New Delhi: To address concerns of small depositors over failure of banks, Finance Minister Nirmala Sitharaman on Saturday proposed to raise the insurance cover on saving deposits five times to Rs 5 lakh.
The decision assumes significance in the wake of a scam in the Punjab and Maharashtra Cooperative (PMC) Bank affecting lakhs of customers who are facing difficulties in withdrawing their money due to restrictions imposed by the Reserve Bank of India.
"I wish to inform this august House that robust mechanism is in place to monitor the health of all Scheduled Commercial Banks and that depositors' money is safe.
"Further, the Deposit Insurance and Credit Guarantee Corporation (DICGC) has been permitted to increase Deposit Insurance Coverage for a depositor, which is now Rs 1 lakh to Rs 5 lakh per depositor," she said in Budget 2020-21.
At present, bank depositors get an insurance cover of Rs 1 lakh on their amount by the Deposit Insurance and credit Guarantee Corporation if a bank fails. However, deposits maintained with different banks are not clubbed.

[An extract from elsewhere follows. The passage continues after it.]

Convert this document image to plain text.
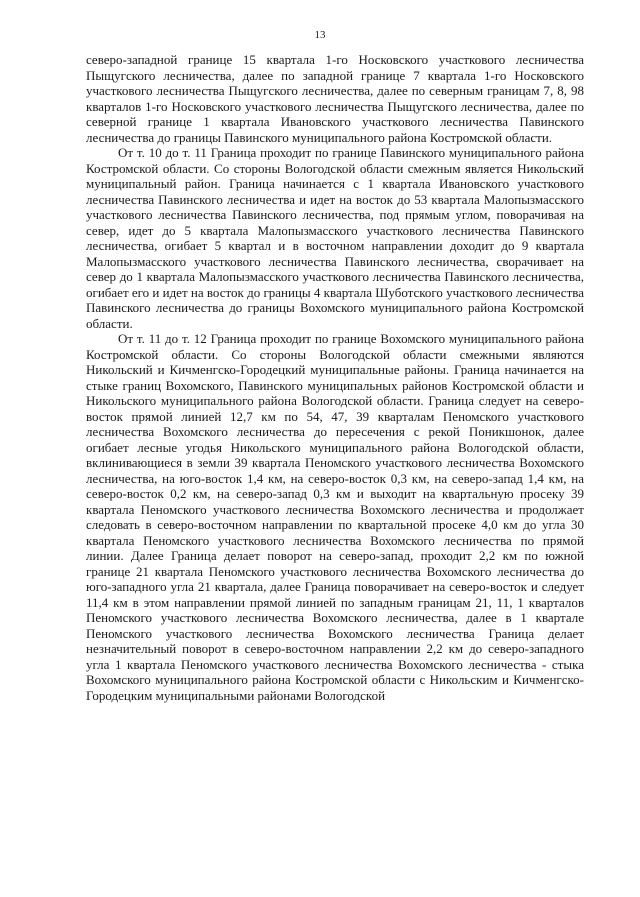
13

северо-западной границе 15 квартала 1-го Носковского участкового лесничества Пыщугского лесничества, далее по западной границе 7 квартала 1-го Носковского участкового лесничества Пыщугского лесничества, далее по северным границам 7, 8, 98 кварталов 1-го Носковского участкового лесничества Пыщугского лесничества, далее по северной границе 1 квартала Ивановского участкового лесничества Павинского лесничества до границы Павинского муниципального района Костромской области.

От т. 10 до т. 11 Граница проходит по границе Павинского муниципального района Костромской области. Со стороны Вологодской области смежным является Никольский муниципальный район. Граница начинается с 1 квартала Ивановского участкового лесничества Павинского лесничества и идет на восток до 53 квартала Малопызмасского участкового лесничества Павинского лесничества, под прямым углом, поворачивая на север, идет до 5 квартала Малопызмасского участкового лесничества Павинского лесничества, огибает 5 квартал и в восточном направлении доходит до 9 квартала Малопызмасского участкового лесничества Павинского лесничества, сворачивает на север до 1 квартала Малопызмасского участкового лесничества Павинского лесничества, огибает его и идет на восток до границы 4 квартала Шуботского участкового лесничества Павинского лесничества до границы Вохомского муниципального района Костромской области.

От т. 11 до т. 12 Граница проходит по границе Вохомского муниципального района Костромской области. Со стороны Вологодской области смежными являются Никольский и Кичменгско-Городецкий муниципальные районы. Граница начинается на стыке границ Вохомского, Павинского муниципальных районов Костромской области и Никольского муниципального района Вологодской области. Граница следует на северо-восток прямой линией 12,7 км по 54, 47, 39 кварталам Пеномского участкового лесничества Вохомского лесничества до пересечения с рекой Поникшонок, далее огибает лесные угодья Никольского муниципального района Вологодской области, вклинивающиеся в земли 39 квартала Пеномского участкового лесничества Вохомского лесничества, на юго-восток 1,4 км, на северо-восток 0,3 км, на северо-запад 1,4 км, на северо-восток 0,2 км, на северо-запад 0,3 км и выходит на квартальную просеку 39 квартала Пеномского участкового лесничества Вохомского лесничества и продолжает следовать в северо-восточном направлении по квартальной просеке 4,0 км до угла 30 квартала Пеномского участкового лесничества Вохомского лесничества по прямой линии. Далее Граница делает поворот на северо-запад, проходит 2,2 км по южной границе 21 квартала Пеномского участкового лесничества Вохомского лесничества до юго-западного угла 21 квартала, далее Граница поворачивает на северо-восток и следует 11,4 км в этом направлении прямой линией по западным границам 21, 11, 1 кварталов Пеномского участкового лесничества Вохомского лесничества, далее в 1 квартале Пеномского участкового лесничества Вохомского лесничества Граница делает незначительный поворот в северо-восточном направлении 2,2 км до северо-западного угла 1 квартала Пеномского участкового лесничества Вохомского лесничества - стыка Вохомского муниципального района Костромской области с Никольским и Кичменгско-Городецким муниципальными районами Вологодской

To strengthen the Cooperative Banks, she said, "amendments to the Banking Regulation Act are proposed for increasing professionalism, enabling access to capital and improving governance and oversight for sound banking through the RBI."

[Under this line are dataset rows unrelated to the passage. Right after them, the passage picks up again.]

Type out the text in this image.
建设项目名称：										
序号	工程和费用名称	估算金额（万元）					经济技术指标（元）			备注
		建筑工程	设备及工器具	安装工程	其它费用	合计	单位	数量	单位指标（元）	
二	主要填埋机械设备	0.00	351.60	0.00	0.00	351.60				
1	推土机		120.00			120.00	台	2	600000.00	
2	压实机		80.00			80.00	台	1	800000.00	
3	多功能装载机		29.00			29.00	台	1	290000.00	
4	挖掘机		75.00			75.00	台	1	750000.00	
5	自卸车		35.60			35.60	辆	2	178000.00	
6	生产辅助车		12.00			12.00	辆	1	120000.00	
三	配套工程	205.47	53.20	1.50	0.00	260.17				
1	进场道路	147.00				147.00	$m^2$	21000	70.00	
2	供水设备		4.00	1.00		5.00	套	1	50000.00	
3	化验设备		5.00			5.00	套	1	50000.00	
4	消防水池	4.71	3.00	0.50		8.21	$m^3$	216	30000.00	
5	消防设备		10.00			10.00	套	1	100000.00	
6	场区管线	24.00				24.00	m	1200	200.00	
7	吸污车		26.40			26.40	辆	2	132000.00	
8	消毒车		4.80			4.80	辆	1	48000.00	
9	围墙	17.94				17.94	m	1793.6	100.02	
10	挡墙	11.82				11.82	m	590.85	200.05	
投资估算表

Deposit Insurance and Credit Guarantee Corporation (DICGC), a wholly-owned subsidiary of the Reserve Bank of India, provides insurance cover on bank deposits.
The deposit insurance scheme covers all banks operating in India including private sector, cooperative and even branches of foreign banks in India. There are some exemptions like deposits of foreign governments, deposits of central/state governments and inter-bank deposits.

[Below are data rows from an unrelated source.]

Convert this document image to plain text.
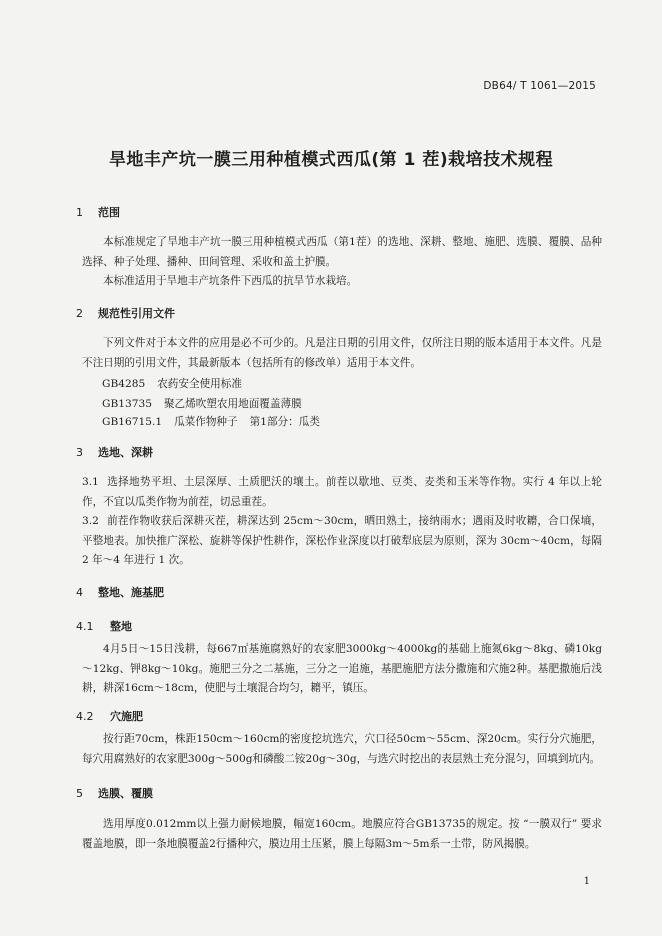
DB64/ T 1061—2015

旱地丰产坑一膜三用种植模式西瓜(第 1 茬)栽培技术规程
1 范围

本标准规定了旱地丰产坑一膜三用种植模式西瓜（第1茬）的选地、深耕、整地、施肥、选膜、覆膜、品种选择、种子处理、播种、田间管理、采收和盖土护膜。

本标准适用于旱地丰产坑条件下西瓜的抗旱节水栽培。

2 规范性引用文件

下列文件对于本文件的应用是必不可少的。凡是注日期的引用文件，仅所注日期的版本适用于本文件。凡是不注日期的引用文件，其最新版本（包括所有的修改单）适用于本文件。

GB4285 农药安全使用标准

GB13735 聚乙烯吹塑农用地面覆盖薄膜

GB16715.1 瓜菜作物种子 第1部分：瓜类

3 选地、深耕

3.1 选择地势平坦、土层深厚、土质肥沃的壤土。前茬以歇地、豆类、麦类和玉米等作物。实行 4 年以上轮作，不宜以瓜类作物为前茬，切忌重茬。

3.2 前茬作物收获后深耕灭茬，耕深达到 25cm～30cm，晒田熟土，接纳雨水；遇雨及时收耱，合口保墒，平整地表。加快推广深松、旋耕等保护性耕作，深松作业深度以打破犁底层为原则，深为 30cm～40cm，每隔 2 年～4 年进行 1 次。

4 整地、施基肥
4.1 整地

4月5日～15日浅耕，每667㎡基施腐熟好的农家肥3000kg～4000kg的基础上施氮6kg～8kg、磷10kg～12kg、钾8kg～10kg。施肥三分之二基施，三分之一追施，基肥施肥方法分撒施和穴施2种。基肥撒施后浅耕，耕深16cm～18cm，使肥与土壤混合均匀，耱平，镇压。

4.2 穴施肥

按行距70cm，株距150cm～160cm的密度挖坑选穴，穴口径50cm～55cm、深20cm。实行分穴施肥，每穴用腐熟好的农家肥300g～500g和磷酸二铵20g～30g，与选穴时挖出的表层熟土充分混匀，回填到坑内。

5 选膜、覆膜

选用厚度0.012mm以上强力耐候地膜，幅宽160cm。地膜应符合GB13735的规定。按 “一膜双行” 要求覆盖地膜，即一条地膜覆盖2行播种穴，膜边用土压紧，膜上每隔3m～5m系一土带，防风揭膜。

1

Deposit insurance is static at Rs 1 lakh since 1993. As much as 90 per cent of the accounts had that much or less amount when this limit was raised to Rs 1 lakh.
The Raghuram Rajan Committee on Financial Sector Reforms 2009 had recommended strengthening the capacity of the Deposit Insurance and Credit Guarantee Corporation, a more explicit system of prompt, corrective action, and making deposit insurance premia more risk-based.